Suppose a contractor is measuring the length of a wall. He starts in one corner of the room, and lets out a tape measure heading for the other end of the wall. But something is in the way, so instead of measuring straight to the corner, he measures to a point near the corner on the adjacent wall.

If you looked down on the room from a bird’s eye view, the contractor wants to measure the distance from (0, 0) to (*x*, 0), but instead measures from (0, 0) to (*x*, *y*) where *y* is small relative to *x*. How much difference does this make?
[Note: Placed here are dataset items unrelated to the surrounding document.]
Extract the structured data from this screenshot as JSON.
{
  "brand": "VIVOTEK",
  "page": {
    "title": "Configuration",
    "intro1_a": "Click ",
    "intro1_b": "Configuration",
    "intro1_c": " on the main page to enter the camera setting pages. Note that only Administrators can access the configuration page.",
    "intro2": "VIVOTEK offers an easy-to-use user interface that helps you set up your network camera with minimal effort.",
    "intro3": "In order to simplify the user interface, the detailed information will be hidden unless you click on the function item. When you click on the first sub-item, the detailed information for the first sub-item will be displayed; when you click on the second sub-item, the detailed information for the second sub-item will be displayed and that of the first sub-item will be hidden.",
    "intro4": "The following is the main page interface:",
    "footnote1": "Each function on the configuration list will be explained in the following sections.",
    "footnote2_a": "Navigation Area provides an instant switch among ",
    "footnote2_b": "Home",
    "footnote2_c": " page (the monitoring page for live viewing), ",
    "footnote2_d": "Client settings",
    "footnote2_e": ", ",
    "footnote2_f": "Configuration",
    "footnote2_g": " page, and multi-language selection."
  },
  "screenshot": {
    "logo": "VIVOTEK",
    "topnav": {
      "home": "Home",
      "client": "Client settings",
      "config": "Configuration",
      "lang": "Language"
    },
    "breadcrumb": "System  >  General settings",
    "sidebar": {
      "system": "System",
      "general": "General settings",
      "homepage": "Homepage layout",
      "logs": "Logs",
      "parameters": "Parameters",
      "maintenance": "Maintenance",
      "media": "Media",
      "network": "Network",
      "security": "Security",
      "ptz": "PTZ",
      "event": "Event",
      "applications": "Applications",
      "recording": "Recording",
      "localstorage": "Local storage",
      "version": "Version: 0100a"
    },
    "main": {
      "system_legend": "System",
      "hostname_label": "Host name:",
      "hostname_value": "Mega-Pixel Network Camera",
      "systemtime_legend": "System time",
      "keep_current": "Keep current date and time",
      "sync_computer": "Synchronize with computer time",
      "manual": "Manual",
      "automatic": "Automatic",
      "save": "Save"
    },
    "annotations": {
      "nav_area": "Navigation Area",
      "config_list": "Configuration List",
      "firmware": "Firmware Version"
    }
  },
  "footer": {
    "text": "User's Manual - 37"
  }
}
The measurement error, as a function of *y*, is given by

(*x*² + *y*²)^{1/2} − *x*.

Expanding this function in a Taylor series around *y* = 0 shows that the error is approximately

*y*²/2*x*.

So the error is not on the order of *y* but of *y*²/*x*. The latter is much smaller if *y* is small relative to *x*.

For example, suppose a room is 10 feet (120 inches) long. If someone were to measure the length of the room by running a tape measure to a point 4 inches up the joining wall, the measurement error would not be anywhere near 4 inches but rather nearly 16/240 = 1/15 of an inch.

Let’s work this example out and see how good the approximation was. The hypotenuse of a right triangle with sides 120 and 4 is

√14416 = 120.066648…

which is very close to

120 + 1/15 = 120.06666…

The fact that the measurement wasn’t exactly corner-to-corner would likely not be the largest source of measurement error.